Prefrontal cortex abnormalities are associated with a greater risk of developing substance use disorders, possibly involving changes in motivational responses to addictive drugs. Clinical studies demonstrate an association of traumatic brain injury, often involving the prefrontal cortex, with heightened substance use disorder comorbidity and suggest that the onset of either of these factors alone increases risk for the other
(91–
93). Functional or anatomical abnormalities of the prefrontal cortex of nonspecific etiology are also commonly identified in populations with substance use disorders
(94–
97). Corresponding to these clinical observations, prefrontal cortex lesions in rats can augment the reinforcing efficacy of cocaine during self-administration
(98,
99).
Investigations of corticostriatal interactions suggest a mechanism for prefrontal cortex dysfunction, producing both impulsivity and greater risk for substance use disorders. Excitatory glutamatergic projections from the prefrontal cortex to the nucleus accumbens and ventral tegmental area influence dopamine release, neuronal firing, and neuroplastic processes in the nucleus accumbens
(39,
100,
101). These anatomical and functional linkages suggest that the prefrontal cortex is involved in the representation, execution, and inhibition of motivational drives by influencing patterns of neural ensemble firing in the nucleus accumbens. Compromise of the prefrontal cortex or its inputs to the nucleus accumbens could 1) alter the variety of representations of motivational drive options in the nucleus accumbens, 2) alter the response patterns across nucleus accumbens neuronal ensembles to the “go” signal provided by dopamine influx, resulting in greater probability of enactment of particular motivated drives, and/or 3) impair neuroplastic processes in the nucleus accumbens that would normally decrease the strength of motivated drives deemed inappropriate by prior experience.
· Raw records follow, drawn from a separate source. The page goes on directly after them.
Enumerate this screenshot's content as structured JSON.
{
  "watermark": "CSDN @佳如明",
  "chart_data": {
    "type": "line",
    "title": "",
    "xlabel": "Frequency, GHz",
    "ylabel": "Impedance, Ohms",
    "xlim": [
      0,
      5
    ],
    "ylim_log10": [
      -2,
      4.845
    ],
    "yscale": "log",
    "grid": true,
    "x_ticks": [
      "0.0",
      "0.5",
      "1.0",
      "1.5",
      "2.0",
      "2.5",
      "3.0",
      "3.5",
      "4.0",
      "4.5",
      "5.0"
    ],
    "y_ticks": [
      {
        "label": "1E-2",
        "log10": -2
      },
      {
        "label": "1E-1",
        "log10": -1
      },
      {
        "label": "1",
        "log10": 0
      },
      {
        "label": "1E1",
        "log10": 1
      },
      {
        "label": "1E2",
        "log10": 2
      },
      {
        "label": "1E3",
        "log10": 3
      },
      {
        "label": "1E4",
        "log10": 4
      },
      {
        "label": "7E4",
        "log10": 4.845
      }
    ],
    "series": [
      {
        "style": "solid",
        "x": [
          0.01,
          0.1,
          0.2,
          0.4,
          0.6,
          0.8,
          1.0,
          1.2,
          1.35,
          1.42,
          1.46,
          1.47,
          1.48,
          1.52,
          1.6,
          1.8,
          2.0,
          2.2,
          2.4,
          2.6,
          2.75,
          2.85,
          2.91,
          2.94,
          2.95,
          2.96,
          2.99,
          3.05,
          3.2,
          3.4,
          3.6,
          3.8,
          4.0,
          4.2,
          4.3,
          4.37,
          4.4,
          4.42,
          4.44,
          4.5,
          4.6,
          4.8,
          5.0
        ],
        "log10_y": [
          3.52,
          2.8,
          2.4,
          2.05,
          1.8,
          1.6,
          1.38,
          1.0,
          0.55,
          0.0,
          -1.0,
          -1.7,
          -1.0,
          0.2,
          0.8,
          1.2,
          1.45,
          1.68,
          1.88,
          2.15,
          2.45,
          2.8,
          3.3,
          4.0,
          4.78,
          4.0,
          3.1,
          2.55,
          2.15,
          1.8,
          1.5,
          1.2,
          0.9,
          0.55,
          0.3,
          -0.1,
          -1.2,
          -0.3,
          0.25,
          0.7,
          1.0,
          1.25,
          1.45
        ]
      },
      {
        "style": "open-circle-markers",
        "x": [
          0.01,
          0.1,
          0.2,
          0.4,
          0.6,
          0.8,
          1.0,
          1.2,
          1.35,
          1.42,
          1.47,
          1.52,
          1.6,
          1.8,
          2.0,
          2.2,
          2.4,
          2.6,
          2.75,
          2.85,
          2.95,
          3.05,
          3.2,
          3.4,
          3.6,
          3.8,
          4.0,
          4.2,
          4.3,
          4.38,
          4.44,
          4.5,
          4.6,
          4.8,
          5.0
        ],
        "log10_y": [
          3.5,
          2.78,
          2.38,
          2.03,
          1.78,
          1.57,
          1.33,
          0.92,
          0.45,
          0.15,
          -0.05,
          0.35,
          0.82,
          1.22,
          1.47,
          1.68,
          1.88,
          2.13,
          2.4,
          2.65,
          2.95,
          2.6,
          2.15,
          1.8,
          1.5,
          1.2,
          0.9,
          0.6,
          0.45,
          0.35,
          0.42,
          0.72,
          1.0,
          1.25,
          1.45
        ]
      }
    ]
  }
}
Poor prefrontal cortex function, regardless of the specific pathology, could increase the probability of performing inappropriate motivated drives viewed clinically as impulsive. Similarly, prefrontal cortex dysfunction may result in 1) preferential motivational responding to directly encoded rewards provided by the prodopamine effects of drugs and/or 2) an unchecked progression of neuroadaptive effects of drugs underlying motivational sensitization and a switch to compulsive drug seeking
(102,
103). As such, relative impairment of inhibitory motivational systems in the setting of robust promotional motivation systems activity would commonly increase impulsivity and the risk of substance use disorders. Neurodevelopmental changes during adolescence leading to these conditions could generate heightened addiction vulnerability.